Discarded law books, science texts, encyclopedias, and dictionaries become the raw material for Margaret Whiting’s mixed media constructions. By altering these authoritative texts and juxtaposing them with objects found in nature, Whiting proposes new relationships between the written word and the natural world referred to in the texts. Her manipulation of these documents is not meant to destroy, but rather to transform them—providing a new context for the information contained within their pages.
The volumes with which Whiting works are of interest to her because they contain legal decisions and accepted knowledge that have shaped history and influence our present day lives.
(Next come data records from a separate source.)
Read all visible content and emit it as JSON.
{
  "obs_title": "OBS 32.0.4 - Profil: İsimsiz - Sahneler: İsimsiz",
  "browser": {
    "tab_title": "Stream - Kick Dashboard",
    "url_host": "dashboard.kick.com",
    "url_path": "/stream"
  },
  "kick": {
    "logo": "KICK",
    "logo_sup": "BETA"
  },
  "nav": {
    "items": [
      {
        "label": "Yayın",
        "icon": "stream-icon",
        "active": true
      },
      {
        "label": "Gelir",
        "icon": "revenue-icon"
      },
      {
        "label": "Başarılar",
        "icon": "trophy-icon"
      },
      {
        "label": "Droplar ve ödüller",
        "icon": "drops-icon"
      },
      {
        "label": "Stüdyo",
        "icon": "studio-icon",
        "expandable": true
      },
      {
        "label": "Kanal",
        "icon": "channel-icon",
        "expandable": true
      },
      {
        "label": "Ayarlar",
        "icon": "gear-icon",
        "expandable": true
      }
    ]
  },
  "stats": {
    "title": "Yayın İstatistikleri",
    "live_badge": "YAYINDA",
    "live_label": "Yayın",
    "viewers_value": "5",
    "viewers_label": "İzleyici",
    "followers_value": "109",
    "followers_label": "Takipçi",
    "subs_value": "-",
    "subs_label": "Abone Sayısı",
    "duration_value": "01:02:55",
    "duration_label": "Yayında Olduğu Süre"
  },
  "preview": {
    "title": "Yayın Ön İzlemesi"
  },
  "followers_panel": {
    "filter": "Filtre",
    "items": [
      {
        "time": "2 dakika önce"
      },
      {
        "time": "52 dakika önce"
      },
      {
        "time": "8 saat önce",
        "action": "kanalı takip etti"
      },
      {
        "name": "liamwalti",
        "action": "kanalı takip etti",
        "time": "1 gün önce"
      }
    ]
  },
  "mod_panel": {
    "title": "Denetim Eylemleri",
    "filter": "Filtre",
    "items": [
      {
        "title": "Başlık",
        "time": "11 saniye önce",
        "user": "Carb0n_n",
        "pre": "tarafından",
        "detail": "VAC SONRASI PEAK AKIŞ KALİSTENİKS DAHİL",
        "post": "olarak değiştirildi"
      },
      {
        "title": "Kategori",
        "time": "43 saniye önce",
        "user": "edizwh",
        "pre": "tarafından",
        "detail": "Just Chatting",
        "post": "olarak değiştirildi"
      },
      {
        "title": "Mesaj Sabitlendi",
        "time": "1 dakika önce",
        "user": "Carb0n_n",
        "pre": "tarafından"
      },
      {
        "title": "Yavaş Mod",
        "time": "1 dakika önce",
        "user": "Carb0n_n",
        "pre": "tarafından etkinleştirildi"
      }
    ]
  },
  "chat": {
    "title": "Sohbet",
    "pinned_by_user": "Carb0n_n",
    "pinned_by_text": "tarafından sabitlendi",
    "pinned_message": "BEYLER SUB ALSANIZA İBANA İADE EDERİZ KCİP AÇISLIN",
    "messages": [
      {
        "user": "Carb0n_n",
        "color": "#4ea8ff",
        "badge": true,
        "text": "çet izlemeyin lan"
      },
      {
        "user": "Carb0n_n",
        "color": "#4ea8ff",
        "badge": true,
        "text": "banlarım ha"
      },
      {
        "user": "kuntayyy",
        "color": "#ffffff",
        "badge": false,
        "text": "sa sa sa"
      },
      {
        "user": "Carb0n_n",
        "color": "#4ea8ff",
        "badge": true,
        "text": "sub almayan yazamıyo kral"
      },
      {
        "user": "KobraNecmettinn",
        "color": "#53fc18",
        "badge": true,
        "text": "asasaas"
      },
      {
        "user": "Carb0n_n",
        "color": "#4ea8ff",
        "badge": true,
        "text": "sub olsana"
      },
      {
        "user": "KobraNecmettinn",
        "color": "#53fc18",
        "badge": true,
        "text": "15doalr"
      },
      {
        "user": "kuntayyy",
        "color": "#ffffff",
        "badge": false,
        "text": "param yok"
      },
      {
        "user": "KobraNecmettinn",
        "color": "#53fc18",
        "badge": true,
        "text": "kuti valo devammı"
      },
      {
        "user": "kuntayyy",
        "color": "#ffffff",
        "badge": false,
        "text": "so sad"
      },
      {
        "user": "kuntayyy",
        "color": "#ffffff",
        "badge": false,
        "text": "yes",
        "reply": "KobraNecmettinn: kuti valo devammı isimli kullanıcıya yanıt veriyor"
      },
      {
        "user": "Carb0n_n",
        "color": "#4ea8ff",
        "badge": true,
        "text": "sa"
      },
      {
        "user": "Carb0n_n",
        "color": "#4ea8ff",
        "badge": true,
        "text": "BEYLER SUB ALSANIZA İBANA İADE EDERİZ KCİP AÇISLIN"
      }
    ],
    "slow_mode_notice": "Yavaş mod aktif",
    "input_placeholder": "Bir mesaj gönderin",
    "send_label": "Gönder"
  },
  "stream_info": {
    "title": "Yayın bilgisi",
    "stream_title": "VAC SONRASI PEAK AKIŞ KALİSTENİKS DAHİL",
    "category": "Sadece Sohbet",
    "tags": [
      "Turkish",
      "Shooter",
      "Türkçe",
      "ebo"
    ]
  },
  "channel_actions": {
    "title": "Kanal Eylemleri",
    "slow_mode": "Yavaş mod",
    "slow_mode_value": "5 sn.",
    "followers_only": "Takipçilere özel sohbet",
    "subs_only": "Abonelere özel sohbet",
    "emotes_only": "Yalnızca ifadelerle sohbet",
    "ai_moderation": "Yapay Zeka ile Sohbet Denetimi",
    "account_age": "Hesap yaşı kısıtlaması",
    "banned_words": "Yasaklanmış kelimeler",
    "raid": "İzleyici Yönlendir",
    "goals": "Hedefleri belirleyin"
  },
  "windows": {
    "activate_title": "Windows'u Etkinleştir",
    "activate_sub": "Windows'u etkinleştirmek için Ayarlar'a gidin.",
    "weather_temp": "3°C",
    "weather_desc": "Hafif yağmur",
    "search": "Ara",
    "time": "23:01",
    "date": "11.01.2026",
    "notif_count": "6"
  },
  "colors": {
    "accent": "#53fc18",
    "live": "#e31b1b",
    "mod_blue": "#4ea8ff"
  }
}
She feels that law books, in particular, reveal society’s entrenched cultural priorities. By interacting with and altering the language of the law, Whiting offers a new perspective on the often problematic relationship between humans and their environment. As she states, “American culture seems to have been formed upon opposition between humans and nature. In reality, man versus nature is an illusion. We live in, depend on and are part of an ecosystem.”
The artworks featured in Margaret Whiting: Laws of the Land refer to landscape, nature, and topography in the subtlety of the objects’ surfaces. When visible, the written words make these connections literal. Taken together, the pieces in this exhibition represent the connection between the laws created by humans and the laws of nature—what Margaret Whiting perceives as the laws of the land.